Stadt der Fotografinnen. Frankfurt 1844 – 2024
Historischen Museum Frankfurt
29. Mai bis 22. September 2024
Seit Erfindung der Fotografie zieht Frankfurt Fotografinnen an, die regional, national und international gewirkt haben. Die enge Beziehung zwischen Fotografie und Stadtbild rief eine Vielfalt von Motiven und Inhalten hervor. Die Wirkungsfelder der Fotografinnen und Fotokünstlerinnen decken alle Genres des fotografischen Mediums ab, vom Bildjournalismus über die Architektur-, Mode-, Porträt- und Theaterfotografie bis hin zu künstlerischen Fotokonzeptionen. Viele in ihrer Zeit bekannte Fotografinnen sind aber bisher kaum in der breiten Öffentlichkeit gewürdigt worden. Im Historischen Museum Frankfurt (HMF) wird deshalb die gesamte Sonderausstellungsfläche von 1.000 m² für ihre Werkschau mit rund 450 regionalen, nationalen und internationalen Exponaten bespielt.

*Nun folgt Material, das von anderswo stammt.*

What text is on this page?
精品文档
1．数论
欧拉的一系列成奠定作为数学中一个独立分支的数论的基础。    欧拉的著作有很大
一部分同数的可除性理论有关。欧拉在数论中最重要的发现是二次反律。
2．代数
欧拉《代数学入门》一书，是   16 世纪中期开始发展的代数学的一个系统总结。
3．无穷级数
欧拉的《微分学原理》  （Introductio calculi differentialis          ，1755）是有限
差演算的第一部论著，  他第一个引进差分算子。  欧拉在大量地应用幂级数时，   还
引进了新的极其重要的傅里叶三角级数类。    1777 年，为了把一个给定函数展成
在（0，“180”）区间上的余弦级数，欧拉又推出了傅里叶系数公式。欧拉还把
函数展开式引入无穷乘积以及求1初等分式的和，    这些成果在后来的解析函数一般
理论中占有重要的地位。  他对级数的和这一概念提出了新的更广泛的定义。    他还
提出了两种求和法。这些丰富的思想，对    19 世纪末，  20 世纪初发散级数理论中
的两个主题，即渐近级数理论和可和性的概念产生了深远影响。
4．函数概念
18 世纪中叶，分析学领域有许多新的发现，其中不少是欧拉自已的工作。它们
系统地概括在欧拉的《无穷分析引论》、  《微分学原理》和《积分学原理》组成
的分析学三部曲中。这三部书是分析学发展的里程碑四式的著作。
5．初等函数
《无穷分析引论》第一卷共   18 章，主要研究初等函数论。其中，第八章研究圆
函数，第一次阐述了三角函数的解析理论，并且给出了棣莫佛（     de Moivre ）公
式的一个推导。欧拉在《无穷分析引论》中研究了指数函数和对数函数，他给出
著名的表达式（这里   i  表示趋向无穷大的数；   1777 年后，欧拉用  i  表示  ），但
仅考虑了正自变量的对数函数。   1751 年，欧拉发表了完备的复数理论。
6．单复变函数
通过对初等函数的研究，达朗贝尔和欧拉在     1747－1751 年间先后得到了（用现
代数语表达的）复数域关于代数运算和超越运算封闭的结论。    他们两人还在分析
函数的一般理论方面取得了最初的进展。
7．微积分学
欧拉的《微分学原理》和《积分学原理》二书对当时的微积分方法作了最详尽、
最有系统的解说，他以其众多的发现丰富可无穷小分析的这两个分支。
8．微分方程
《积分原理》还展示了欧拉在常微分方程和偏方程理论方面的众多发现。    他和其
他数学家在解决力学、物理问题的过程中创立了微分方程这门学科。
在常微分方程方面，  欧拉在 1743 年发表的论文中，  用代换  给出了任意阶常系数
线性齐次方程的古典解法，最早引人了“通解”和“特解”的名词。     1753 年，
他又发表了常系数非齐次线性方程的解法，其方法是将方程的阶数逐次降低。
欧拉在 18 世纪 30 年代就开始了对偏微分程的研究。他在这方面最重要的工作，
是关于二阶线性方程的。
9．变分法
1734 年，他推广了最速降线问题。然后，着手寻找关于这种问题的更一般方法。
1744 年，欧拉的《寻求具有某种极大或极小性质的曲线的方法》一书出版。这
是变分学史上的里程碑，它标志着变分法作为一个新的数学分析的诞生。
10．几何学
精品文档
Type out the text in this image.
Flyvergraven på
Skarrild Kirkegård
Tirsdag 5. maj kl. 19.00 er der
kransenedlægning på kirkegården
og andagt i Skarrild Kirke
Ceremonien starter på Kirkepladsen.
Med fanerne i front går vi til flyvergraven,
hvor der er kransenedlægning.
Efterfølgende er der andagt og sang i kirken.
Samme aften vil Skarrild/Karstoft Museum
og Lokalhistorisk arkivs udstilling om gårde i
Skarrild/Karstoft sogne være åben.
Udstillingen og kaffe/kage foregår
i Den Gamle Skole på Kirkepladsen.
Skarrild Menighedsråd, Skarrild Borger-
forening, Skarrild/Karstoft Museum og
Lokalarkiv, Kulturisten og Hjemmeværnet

In den Werken von 40 Fotografinnen entwickelt sich in der Sonderausstellung Stadt der Fotografinnen. Frankfurt 1844–2024 ein Dialog aus generationenspezifischen, aber auch wiederkehrenden Auseinandersetzungen mit gesellschaftlichen Themen und Fotogattungen. Der urbane Raum wird dabei als sozialer, politischer und kultureller Ort ins Bild gesetzt und ist zugleich Motor wie Zielpunkt fotografischer Aktivität und Kreativität.
Über die Ausstellung
Frankfurts Entwicklung zur internationalen Großstadt seit der Industrialisierung ist eng verknüpft mit der Entwicklung des Mediums Fotografie, aber auch mit der gesellschaftlichen wie künstlerischen Emanzipationsgeschichte von Fotografinnen. Dass Frankfurt zum künstlerischen, beruflichen und lebensweltlichen Schaffenszentrum der Fotografinnen wurde, ist dabei viel mehr als eine zufällige Koinzidenz des Orts: Hier entstehen bis heute vielfältige Ausbildungs-, Arbeits- und Wirkungsmöglichkeiten für sie; aber auch die Stadt als fotografisches Objekt verbindet ihre Werke.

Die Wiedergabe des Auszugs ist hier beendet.